Jason Arber

Jason is a designer, director, animator, musician, writer, scientist, philanthropist and whicker-bottom chair repairer. A skilled musician, Jason can play cello, french horn, triangle, spoons and banjo to international concert standards. Jason is the recipient of both the Rumford Medal and the Kyoto Prize for contributions to science. His "Shoelace Theory" is now widely accepted as solving some of the previously intractable problems in particle physics.

A noted writer, Jason's collection of poems, entitled “Milky Breath” has garnered glowing reviews, with the Times Literary Supplement describing it as “Unbelievable... [Jason] has what can only described as a unique style.” In 2008 his short story “Velvet Pocket” won the Dayton Literary Peace Prize and his novel, “Under the Quilted Stars” narrowly missed the Booker Prize shortlist.

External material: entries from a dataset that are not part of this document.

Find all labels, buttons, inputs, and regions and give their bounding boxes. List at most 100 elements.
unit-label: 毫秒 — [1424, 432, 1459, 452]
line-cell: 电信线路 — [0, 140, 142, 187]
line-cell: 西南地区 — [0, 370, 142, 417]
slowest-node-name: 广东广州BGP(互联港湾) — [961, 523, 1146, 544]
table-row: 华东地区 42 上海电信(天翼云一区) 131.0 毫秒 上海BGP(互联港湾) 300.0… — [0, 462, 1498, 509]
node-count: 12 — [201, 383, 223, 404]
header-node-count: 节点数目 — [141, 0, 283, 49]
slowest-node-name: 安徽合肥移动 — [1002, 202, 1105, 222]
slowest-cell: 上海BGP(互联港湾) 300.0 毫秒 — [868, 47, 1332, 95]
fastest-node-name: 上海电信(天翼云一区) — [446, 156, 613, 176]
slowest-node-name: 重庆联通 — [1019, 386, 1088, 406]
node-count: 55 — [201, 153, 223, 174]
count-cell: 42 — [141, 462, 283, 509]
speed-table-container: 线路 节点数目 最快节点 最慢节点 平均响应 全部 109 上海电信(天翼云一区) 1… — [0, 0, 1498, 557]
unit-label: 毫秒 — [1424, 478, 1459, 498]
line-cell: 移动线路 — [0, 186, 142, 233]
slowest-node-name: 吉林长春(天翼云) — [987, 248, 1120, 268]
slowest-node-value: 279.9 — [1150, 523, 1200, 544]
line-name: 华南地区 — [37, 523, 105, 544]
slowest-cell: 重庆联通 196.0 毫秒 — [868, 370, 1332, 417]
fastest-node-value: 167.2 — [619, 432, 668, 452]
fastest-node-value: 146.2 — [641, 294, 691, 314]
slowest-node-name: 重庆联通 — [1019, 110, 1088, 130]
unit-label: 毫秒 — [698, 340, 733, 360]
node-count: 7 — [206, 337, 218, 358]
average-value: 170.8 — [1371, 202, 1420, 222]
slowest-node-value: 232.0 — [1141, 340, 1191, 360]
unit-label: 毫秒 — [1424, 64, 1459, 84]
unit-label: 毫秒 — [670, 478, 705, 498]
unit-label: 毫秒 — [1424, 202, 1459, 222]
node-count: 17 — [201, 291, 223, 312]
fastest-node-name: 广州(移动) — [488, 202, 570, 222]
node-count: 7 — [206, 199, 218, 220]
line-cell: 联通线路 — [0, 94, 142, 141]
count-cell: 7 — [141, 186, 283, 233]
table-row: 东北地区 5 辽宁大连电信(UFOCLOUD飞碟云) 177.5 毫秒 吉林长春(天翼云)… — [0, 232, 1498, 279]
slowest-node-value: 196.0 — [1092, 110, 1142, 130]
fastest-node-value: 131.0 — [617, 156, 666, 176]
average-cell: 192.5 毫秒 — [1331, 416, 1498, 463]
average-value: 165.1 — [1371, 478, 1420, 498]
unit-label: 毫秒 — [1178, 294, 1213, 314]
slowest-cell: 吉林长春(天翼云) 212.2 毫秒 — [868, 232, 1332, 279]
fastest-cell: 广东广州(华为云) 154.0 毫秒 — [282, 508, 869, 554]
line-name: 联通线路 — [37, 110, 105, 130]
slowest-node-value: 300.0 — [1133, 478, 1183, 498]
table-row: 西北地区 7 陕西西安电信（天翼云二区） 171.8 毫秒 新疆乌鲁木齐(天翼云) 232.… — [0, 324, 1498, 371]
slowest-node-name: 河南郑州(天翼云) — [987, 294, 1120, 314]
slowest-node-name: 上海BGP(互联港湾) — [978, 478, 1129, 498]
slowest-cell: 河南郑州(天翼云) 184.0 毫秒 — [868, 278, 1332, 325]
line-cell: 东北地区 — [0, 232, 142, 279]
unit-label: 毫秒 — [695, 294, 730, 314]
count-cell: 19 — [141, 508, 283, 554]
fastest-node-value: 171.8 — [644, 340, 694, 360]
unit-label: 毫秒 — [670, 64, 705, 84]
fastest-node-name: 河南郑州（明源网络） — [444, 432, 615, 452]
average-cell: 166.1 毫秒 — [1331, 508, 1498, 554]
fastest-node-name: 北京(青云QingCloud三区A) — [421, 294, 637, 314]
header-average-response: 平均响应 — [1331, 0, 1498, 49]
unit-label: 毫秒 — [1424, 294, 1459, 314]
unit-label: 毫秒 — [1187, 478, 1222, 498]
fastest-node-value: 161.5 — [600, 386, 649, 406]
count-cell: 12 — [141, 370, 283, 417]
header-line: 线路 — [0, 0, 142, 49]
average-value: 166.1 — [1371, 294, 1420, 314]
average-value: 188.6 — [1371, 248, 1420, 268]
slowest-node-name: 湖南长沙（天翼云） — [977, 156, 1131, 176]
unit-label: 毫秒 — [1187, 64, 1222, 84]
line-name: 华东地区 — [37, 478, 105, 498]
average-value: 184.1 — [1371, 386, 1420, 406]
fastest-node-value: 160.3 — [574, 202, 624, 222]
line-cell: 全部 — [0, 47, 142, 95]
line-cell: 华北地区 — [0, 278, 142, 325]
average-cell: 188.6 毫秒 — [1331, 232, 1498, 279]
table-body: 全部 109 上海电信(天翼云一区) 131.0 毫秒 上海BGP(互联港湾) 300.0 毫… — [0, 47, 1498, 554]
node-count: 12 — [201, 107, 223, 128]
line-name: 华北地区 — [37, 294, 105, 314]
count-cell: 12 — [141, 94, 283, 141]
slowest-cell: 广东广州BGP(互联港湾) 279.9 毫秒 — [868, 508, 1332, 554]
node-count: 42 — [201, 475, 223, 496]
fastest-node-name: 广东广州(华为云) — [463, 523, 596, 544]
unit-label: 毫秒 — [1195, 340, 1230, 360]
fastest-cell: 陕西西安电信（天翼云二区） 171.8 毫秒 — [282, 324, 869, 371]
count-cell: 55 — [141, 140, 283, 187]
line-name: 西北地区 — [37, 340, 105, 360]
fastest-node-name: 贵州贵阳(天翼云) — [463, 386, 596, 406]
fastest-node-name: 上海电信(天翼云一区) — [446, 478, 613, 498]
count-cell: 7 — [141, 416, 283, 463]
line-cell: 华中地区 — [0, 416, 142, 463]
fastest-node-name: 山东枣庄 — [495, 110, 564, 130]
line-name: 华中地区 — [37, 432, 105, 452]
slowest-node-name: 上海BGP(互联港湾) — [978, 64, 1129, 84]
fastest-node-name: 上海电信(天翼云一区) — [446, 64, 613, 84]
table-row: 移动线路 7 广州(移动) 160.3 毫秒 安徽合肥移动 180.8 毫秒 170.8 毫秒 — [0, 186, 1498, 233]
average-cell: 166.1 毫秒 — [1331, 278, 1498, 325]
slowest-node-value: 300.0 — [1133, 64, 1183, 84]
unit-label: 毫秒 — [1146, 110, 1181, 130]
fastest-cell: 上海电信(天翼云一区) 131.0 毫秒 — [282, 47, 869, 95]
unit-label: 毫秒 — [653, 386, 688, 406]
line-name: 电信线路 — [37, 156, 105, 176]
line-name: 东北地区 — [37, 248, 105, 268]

As a humanitarian, Jason has been deeply involved in negotiating peace treaties in the Middle East. His unique perspective on the growing problems has been been dubbed “the only realistic solution” by the press. Jason's approach is now taught in universities as the “Arber-Weber Protocol” as it built on solutions first mooted by Ernest Weber in his groundbreaking 1963 work, “Palestine: Looking Deeper.”

But it is perhaps in the visual arts where Jason has made his biggest mark. In 2008, he unveiled the first new colour to be added to the spectrum since Hanso Lindsay's controversial new colour "flert" in 1987. Marking the occasion, David Hockney remarked that that it had become an instant favourite in his colour palette, and, by juxtaposition, gave even tired colours an unexpected richness. “Why no-one has created this colour before now is a mystery,” Hockney told Granta magazine. “It's to Mr Arber’s great credit that he was able to create this colour and bring it before a wider audience.”

Thanks to this and his other contributions to the fields of painting, sculpture and freestyle rapping, Jason was awarded an honorary degree from the Royal College of Art. They join The University of Dundee, Queens College Oxford and the London School of Economics who have all bestowed the honour on Jason.